Hanson notes that even today, as fires spread to acreage unseen in recent years, most areas have a fire deficit, which is ecologically harmful. Evidence indicates that before Europeans invaded the West, 20 to 30 million acres of annual burning was typical (for comparison, in 2017, record-setting fires spread to about 10 million acres). As people have built homes further into the woods, allowing controlled burns has become difficult in many previously wild areas.
If Hanson had his way, he’d take all the money put toward tree removal and fire suppression efforts in remote forests and redirect it toward helping people create fire-safe areas around their homes.
Forestry scientist James Agee said, “If you’re going to manipulate fuels, you’ve got to do it in the right way. I see very little in Zinke’s op-ed that suggests they’re going to do it in the right way.”
Agee is not one of the “radical environmentalists” that Zinke has been invoking. In fact, over the years, he’s at times felt frustrated over some environmentalists’ calls for minimal logging in forests. But he’s not impressed with the interior secretary.
Although the timber industry stands to make money off of fuel reduction efforts, Agee pointed out that some of the most effective methods are not very lucrative. He underlined that forestry is a science of place — what works in one forest may not make sense in another, so making broad generalizations about how to fix wildfires is misguided.

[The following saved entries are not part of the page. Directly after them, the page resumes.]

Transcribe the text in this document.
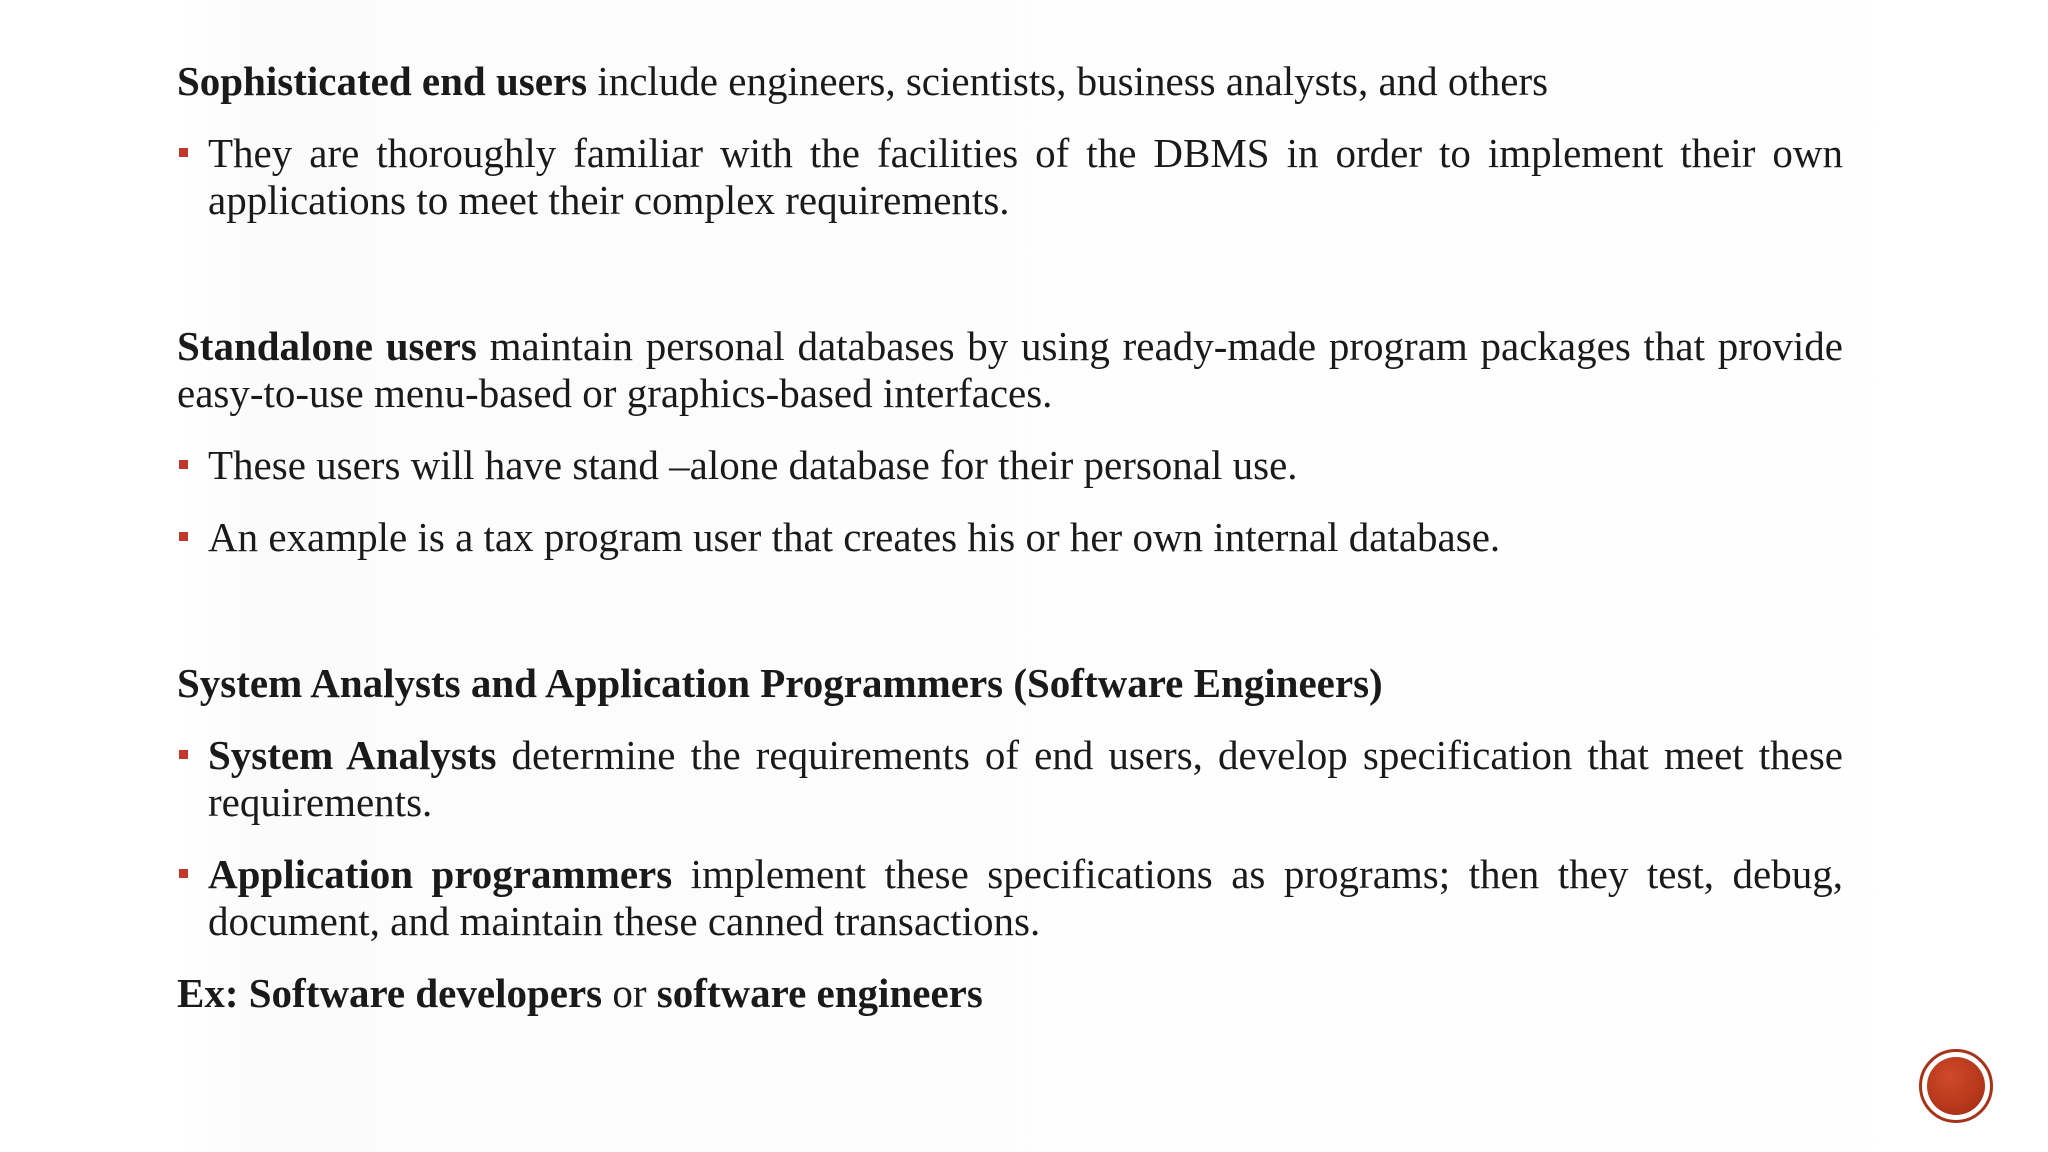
Sophisticated end users include engineers, scientists, business analysts, and others

They are thoroughly familiar with the facilities of the DBMS in order to implement their own applications to meet their complex requirements.

Standalone users maintain personal databases by using ready-made program packages that provide easy-to-use menu-based or graphics-based interfaces.

These users will have stand –alone database for their personal use.

An example is a tax program user that creates his or her own internal database.

System Analysts and Application Programmers (Software Engineers)

System Analysts determine the requirements of end users, develop specification that meet these requirements.

Application programmers implement these specifications as programs; then they test, debug, document, and maintain these canned transactions.

Ex: Software developers or software engineers
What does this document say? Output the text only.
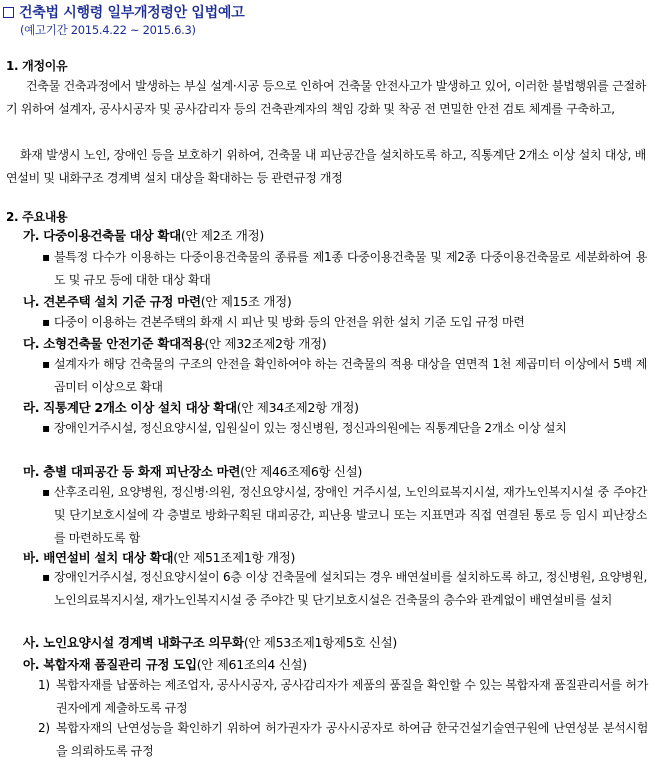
건축법 시행령 일부개정령안 입법예고
(예고기간 2015.4.22 ~ 2015.6.3)
1. 개정이유
건축물 건축과정에서 발생하는 부실 설계·시공 등으로 인하여 건축물 안전사고가 발생하고 있어, 이러한 불법행위를 근절하기 위하여 설계자, 공사시공자 및 공사감리자 등의 건축관계자의 책임 강화 및 착공 전 면밀한 안전 검토 체계를 구축하고,
화재 발생시 노인, 장애인 등을 보호하기 위하여, 건축물 내 피난공간을 설치하도록 하고, 직통계단 2개소 이상 설치 대상, 배연설비 및 내화구조 경계벽 설치 대상을 확대하는 등 관련규정 개정
2. 주요내용
가. 다중이용건축물 대상 확대(안 제2조 개정)
▪ 불특정 다수가 이용하는 다중이용건축물의 종류를 제1종 다중이용건축물 및 제2종 다중이용건축물로 세분화하여 용도 및 규모 등에 대한 대상 확대
나. 견본주택 설치 기준 규정 마련(안 제15조 개정)
▪ 다중이 이용하는 견본주택의 화재 시 피난 및 방화 등의 안전을 위한 설치 기준 도입 규정 마련
다. 소형건축물 안전기준 확대적용(안 제32조제2항 개정)
▪ 설계자가 해당 건축물의 구조의 안전을 확인하여야 하는 건축물의 적용 대상을 연면적 1천 제곱미터 이상에서 5백 제곱미터 이상으로 확대
라. 직통계단 2개소 이상 설치 대상 확대(안 제34조제2항 개정)
▪ 장애인거주시설, 정신요양시설, 입원실이 있는 정신병원, 정신과의원에는 직통계단을 2개소 이상 설치
마. 층별 대피공간 등 화재 피난장소 마련(안 제46조제6항 신설)
▪ 산후조리원, 요양병원, 정신병·의원, 정신요양시설, 장애인 거주시설, 노인의료복지시설, 재가노인복지시설 중 주야간 및 단기보호시설에 각 층별로 방화구획된 대피공간, 피난용 발코니 또는 지표면과 직접 연결된 통로 등 임시 피난장소를 마련하도록 함
바. 배연설비 설치 대상 확대(안 제51조제1항 개정)
▪ 장애인거주시설, 정신요양시설이 6층 이상 건축물에 설치되는 경우 배연설비를 설치하도록 하고, 정신병원, 요양병원, 노인의료복지시설, 재가노인복지시설 중 주야간 및 단기보호시설은 건축물의 층수와 관계없이 배연설비를 설치
사. 노인요양시설 경계벽 내화구조 의무화(안 제53조제1항제5호 신설)
아. 복합자재 품질관리 규정 도입(안 제61조의4 신설)
1) 복합자재를 납품하는 제조업자, 공사시공자, 공사감리자가 제품의 품질을 확인할 수 있는 복합자재 품질관리서를 허가권자에게 제출하도록 규정
2) 복합자재의 난연성능을 확인하기 위하여 허가권자가 공사시공자로 하여금 한국건설기술연구원에 난연성분 분석시험을 의뢰하도록 규정
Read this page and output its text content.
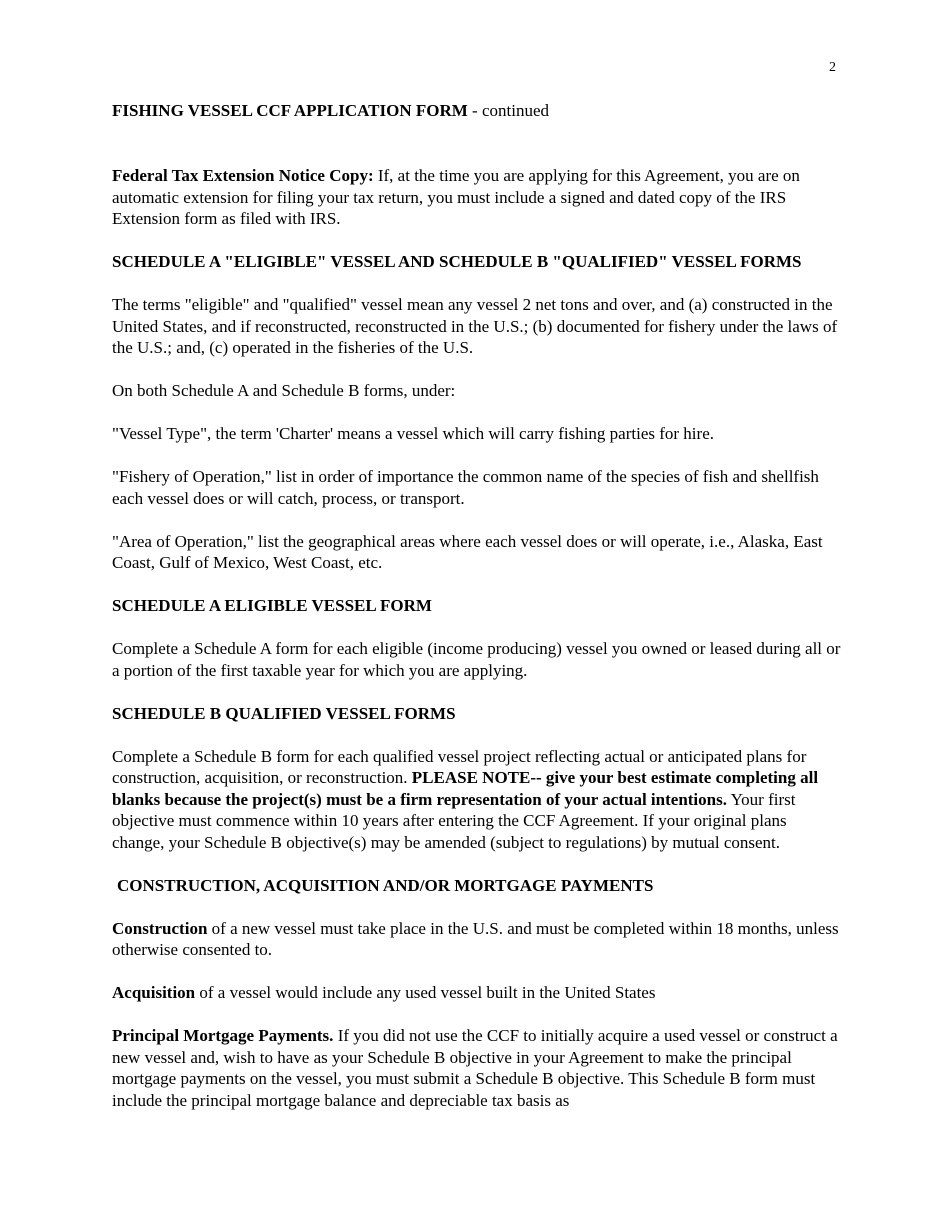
2
FISHING VESSEL CCF APPLICATION FORM - continued

Federal Tax Extension Notice Copy: If, at the time you are applying for this Agreement, you are on automatic extension for filing your tax return, you must include a signed and dated copy of the IRS Extension form as filed with IRS.

SCHEDULE A "ELIGIBLE" VESSEL AND SCHEDULE B "QUALIFIED" VESSEL FORMS

The terms "eligible" and "qualified" vessel mean any vessel 2 net tons and over, and (a) constructed in the United States, and if reconstructed, reconstructed in the U.S.; (b) documented for fishery under the laws of the U.S.; and, (c) operated in the fisheries of the U.S.

On both Schedule A and Schedule B forms, under:

"Vessel Type", the term 'Charter' means a vessel which will carry fishing parties for hire.

"Fishery of Operation," list in order of importance the common name of the species of fish and shellfish each vessel does or will catch, process, or transport.

"Area of Operation," list the geographical areas where each vessel does or will operate, i.e., Alaska, East Coast, Gulf of Mexico, West Coast, etc.

SCHEDULE A ELIGIBLE VESSEL FORM

Complete a Schedule A form for each eligible (income producing) vessel you owned or leased during all or a portion of the first taxable year for which you are applying.

SCHEDULE B QUALIFIED VESSEL FORMS

Complete a Schedule B form for each qualified vessel project reflecting actual or anticipated plans for construction, acquisition, or reconstruction. PLEASE NOTE-- give your best estimate completing all blanks because the project(s) must be a firm representation of your actual intentions. Your first objective must commence within 10 years after entering the CCF Agreement. If your original plans change, your Schedule B objective(s) may be amended (subject to regulations) by mutual consent.

CONSTRUCTION, ACQUISITION AND/OR MORTGAGE PAYMENTS

Construction of a new vessel must take place in the U.S. and must be completed within 18 months, unless otherwise consented to.

Acquisition of a vessel would include any used vessel built in the United States

Principal Mortgage Payments. If you did not use the CCF to initially acquire a used vessel or construct a new vessel and, wish to have as your Schedule B objective in your Agreement to make the principal mortgage payments on the vessel, you must submit a Schedule B objective. This Schedule B form must include the principal mortgage balance and depreciable tax basis as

Agee said he’s viewed plenty of “terrible” forest management efforts that actually worsened the threat of wildfire, including ones that land managers claimed were excellent. “I think exactly that scenario is going to happen if Secretary Zinke’s language as was stated is followed,” he said of the op-ed.
In fact, it was a reactionary policy decision made in the wake of another massive fire, a century ago, that led to the state of forests today. The 1910 fires in Montana, Idaho, and Washington led to a policy of wildfire suppression that harmed eco-systems and, according to many forestry experts, allowed fires to grow bigger when they did happen. An imperative to protect marketable timber helped motivate that decision.
As the debate over how to manage wildfires rages, Trump’s 2019 budget would slash funding for wildfire sciences. And the administration continues to eliminate climate policies meant to avoid increasingly severe droughts, which will in turn create more wildfire fuel.
At Thursday’s White House Cabinet meeting, Trump praised Zinke’s wildfire rhetoric. “Ryan, you’re saying it’s not a global warming thing, it’s a management situation,” Trump said, highlighting the aim of extracting trees. “Instead of removing them — gently removing them, beautifully removing them — we leave them to burn.”
Jeffrey Kane, an associate professor of fire ecology and fuels management at Humboldt State University in Northern California, condemned the administration’s dismissal of global warming. “It’s completely absurd not to consider that climate change is happening and that we are experiencing clear impacts of climate change,” he said. “These types of fires that occur in California and other parts of the West are completely consistent with our expectations and they will continue.”
Kane added, “If I was able to use the president’s style and vernacular, I would say he’s an enemy of science.”